Para evitar a desidratação, é necessário que a absorção de água e eletrólitos seja maior do que a perda. O requerimento de água pelos bovinos varia de acordo com diversos fatores ambientais, fisiológicos, nutricionais e ambientais como:
- Temperatura e umidade ambiente;
- Estágio fisiológico (idade, prenhez, lactação, entre outros);
- Tamanho do animal e peso corporal;
- Raça;
- Composição da dieta;
- Ingestão de sal, proteína, entre outros.
As principais vias de perda de água e eletrólitos são:
- Urina: é a principal via de eliminação de água e resíduos metabólicos, regulada pelos rins. Um bovino adulto excreta, em média, 12 a 26 litros de urina por dia, composta por aproximadamente 90% a 95% de água. Assim, a perda hídrica através da urina varia entre 10 e 25 litros diários;
- Fezes: a água não absorvida pelo intestino é eliminada pelas fezes. Um bovino adulto produz, em média, 16 a 43 kg de fezes por dia, com um teor de água entre 75% e 85%. Isso representa uma perda de aproximadamente 12 a 36 litros de água por dia.
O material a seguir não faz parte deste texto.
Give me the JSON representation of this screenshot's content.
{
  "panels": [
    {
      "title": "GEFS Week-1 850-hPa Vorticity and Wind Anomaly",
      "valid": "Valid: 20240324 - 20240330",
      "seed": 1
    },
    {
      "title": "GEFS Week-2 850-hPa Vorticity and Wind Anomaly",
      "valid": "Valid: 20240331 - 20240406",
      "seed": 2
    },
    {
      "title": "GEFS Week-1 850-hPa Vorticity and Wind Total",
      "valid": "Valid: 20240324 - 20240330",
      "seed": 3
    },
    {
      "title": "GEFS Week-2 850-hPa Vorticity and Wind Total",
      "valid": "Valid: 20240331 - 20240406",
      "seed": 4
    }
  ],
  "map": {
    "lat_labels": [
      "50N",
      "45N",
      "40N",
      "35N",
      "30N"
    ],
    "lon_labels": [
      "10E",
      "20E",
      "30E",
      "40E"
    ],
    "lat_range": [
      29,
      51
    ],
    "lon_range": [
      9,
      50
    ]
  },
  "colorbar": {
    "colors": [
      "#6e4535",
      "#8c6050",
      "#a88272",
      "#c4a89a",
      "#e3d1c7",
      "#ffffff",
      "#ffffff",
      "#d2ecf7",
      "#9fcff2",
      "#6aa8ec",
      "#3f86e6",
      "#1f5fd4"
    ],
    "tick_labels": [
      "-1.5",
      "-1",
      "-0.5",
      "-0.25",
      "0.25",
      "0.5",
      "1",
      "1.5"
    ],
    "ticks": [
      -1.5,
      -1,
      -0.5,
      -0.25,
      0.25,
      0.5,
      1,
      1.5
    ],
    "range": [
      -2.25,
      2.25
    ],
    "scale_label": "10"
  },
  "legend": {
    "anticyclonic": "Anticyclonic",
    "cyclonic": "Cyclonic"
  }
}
Em algumas situações, a perda de água pelas fezes pode ser superior àquela ocorrida pela urina.
- Transpiração: importante mecanismo de regulação da temperatura corporal através da produção de suor pela pele, composto principalmente por água e sais minerais. A evaporação do suor promove o resfriamento do organismo;
- Respiração: durante o processo respiratório, há a evaporação de água pelas vias aéreas, acompanhada da liberação de gás carbônico. Em condições que exigem maior dissipação de calor — como em ambientes quentes ou após esforço físico —, há um aumento da frequência respiratória (o animal fica ofegante), intensificando a perda de água e contribuindo para o resfriamento corporal.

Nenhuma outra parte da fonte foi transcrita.